Le fonctionnement des Préfectures et ARS est paralysé par un système où la docilité envers les ordres venus d'en haut est devenue le principal critère d'appréciation
Alors que les Maires et Présidents de département ont fait preuve en 2020 d'une réactivité qui contraste avec la lourdeur inefficace de l'Etat, l'Administration continue de considérer les élus, du fait de leur mode de désignation, comme suspects de faiblesses et d'incompétence. L'Administration centrale ne souffre d'ailleurs pas seulement de son obésité et de sa suffisance : elle a la trouille de décider et d'assumer.

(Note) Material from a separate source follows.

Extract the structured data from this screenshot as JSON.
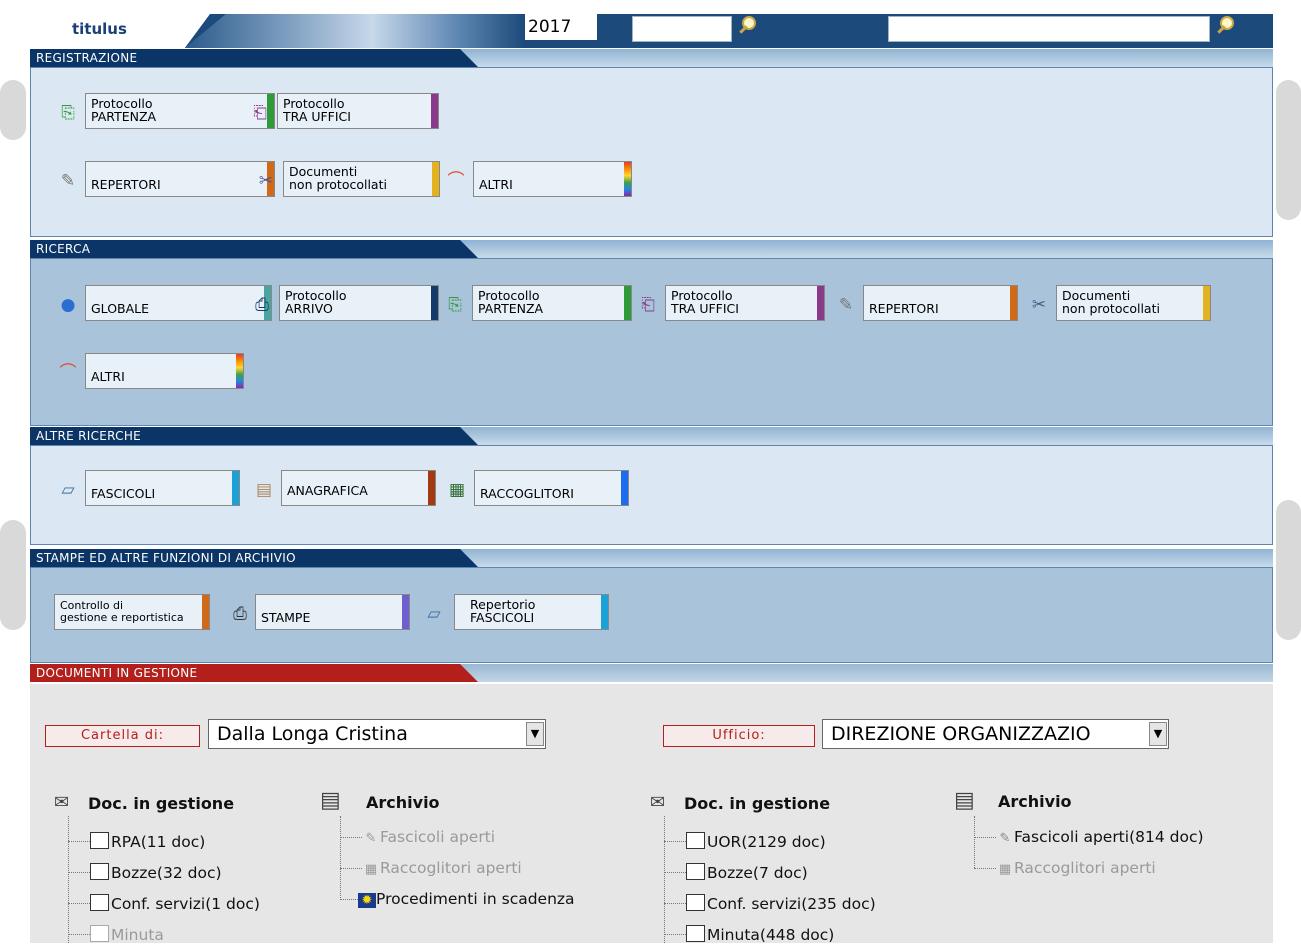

Quant aux Ministres, les perquisitions policières opérées au petit matin en pleine crise au domicile d'Edouard Philippe et de quelques autres ont eu le don de calmer les ardeurs des plus entreprenants. Malvenus, ces procès futurs risquent de masquer la nécessaire remise en cause du centralisme français, à laquelle la constitution d'un comité de citoyens tirés au sort n'est qu'une bien piteuse réponse.
Dénoncer l'incurie de la haute administration ne dédouane d'ailleurs pas les gouvernants de l'heure et leurs prédécesseurs de leurs responsabilités : car dans un système démocratique, les uns décident et assument et les autres mettent en œuvre... ou partent faire autre chose.